CanadianWolf wrote:Two consecutive years of living in a Spanish speaking environment after taking at least three continuous years of college level Spanish should give you "proficient" (not fluent) ability. It is, however, important for non-native speakers to continue studying Spanish or to be using the language daily to remain proficient. (Use it or lose it.)
@IKKI: Spanish to Italian is quite simple. Spanish to Portugeuse is certainly facilitated if the fluent Spanish speaker is living & working or studying in Brazil. Certainly Spanish sharpens one's ear for Portugeuse, but the transition to Portugeuse typically requires more work than to Italian. Portugeuse is quite valuable in today's international economy, while Italian is less so.

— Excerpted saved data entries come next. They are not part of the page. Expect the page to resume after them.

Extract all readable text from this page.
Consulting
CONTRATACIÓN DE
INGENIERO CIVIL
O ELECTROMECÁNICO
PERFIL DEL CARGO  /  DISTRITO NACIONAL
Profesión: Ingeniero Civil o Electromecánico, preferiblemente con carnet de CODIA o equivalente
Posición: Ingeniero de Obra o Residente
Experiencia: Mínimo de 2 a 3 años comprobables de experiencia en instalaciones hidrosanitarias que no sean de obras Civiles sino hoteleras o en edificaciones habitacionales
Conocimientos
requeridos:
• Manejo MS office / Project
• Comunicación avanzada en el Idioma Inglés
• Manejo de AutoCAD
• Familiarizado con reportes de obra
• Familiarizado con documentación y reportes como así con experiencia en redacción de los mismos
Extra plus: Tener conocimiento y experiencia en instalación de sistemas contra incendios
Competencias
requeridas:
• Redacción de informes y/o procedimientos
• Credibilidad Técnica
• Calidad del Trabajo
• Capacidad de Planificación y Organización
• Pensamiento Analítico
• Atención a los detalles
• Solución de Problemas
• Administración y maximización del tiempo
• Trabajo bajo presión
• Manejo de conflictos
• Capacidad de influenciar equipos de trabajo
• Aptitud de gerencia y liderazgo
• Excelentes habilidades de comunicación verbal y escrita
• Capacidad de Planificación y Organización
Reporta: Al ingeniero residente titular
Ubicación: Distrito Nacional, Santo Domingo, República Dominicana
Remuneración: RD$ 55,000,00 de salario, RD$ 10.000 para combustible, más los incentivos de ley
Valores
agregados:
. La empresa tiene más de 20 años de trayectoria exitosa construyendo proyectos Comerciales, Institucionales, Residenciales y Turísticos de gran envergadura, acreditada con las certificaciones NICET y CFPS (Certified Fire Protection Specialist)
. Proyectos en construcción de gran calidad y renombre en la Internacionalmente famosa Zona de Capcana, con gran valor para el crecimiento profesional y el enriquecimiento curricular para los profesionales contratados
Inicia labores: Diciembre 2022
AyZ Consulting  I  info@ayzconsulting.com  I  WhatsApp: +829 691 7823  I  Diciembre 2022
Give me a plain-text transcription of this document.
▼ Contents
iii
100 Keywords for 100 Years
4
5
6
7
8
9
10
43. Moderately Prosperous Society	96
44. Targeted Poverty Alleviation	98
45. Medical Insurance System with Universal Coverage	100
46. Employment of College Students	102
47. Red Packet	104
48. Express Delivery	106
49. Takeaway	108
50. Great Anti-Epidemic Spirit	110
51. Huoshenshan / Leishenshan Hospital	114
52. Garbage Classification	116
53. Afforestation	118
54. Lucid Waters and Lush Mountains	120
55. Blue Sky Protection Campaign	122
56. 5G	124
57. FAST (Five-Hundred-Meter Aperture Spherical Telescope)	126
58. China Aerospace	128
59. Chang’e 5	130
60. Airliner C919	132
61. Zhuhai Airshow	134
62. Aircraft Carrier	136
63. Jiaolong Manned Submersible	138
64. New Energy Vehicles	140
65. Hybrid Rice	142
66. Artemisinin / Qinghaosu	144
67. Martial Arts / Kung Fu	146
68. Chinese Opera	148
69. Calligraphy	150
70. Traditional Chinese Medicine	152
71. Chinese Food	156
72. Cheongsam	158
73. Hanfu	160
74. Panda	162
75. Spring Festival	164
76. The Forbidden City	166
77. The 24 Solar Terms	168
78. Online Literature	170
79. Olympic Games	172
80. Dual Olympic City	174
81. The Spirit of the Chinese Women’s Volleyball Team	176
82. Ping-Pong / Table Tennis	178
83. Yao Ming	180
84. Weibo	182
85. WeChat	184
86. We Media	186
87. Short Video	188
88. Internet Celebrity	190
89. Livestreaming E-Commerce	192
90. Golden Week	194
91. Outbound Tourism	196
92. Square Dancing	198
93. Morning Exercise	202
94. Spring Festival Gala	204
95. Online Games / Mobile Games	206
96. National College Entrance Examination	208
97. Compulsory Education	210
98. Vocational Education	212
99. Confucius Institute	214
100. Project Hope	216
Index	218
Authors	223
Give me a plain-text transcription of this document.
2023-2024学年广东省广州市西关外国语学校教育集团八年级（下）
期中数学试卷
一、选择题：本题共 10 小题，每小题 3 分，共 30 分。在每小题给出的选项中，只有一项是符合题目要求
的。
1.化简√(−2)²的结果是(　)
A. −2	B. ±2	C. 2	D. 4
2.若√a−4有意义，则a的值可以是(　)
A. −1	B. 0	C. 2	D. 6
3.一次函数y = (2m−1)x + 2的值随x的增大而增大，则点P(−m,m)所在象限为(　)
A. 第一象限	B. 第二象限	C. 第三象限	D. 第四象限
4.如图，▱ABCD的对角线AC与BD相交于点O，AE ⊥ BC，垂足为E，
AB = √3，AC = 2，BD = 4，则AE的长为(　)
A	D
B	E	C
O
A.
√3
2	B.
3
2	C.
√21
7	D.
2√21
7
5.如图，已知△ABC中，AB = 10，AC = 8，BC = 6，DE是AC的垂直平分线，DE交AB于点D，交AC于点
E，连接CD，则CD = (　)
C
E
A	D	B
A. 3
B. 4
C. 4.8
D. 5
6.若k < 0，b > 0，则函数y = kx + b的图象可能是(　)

Not to be an asshole, but it's "Portuguese". You're probably right, I've talked with Brazilians that don't speak a word of Spanish and it's funny how well we could understand each other, but I know being fluent would probably take more work than learning Italian. But yeah, Italian is basically Spanish with a lot of hand movement.
AlabamaIceman wrote:Mmm. People like you are the reason I suspect I should bother at all, you are worlds better than I'll likely ever be, it just ain't fair lol.
You would be surprised at the wonders that getting a Mexican girlfriend that doesn't know English could do for your Spanish.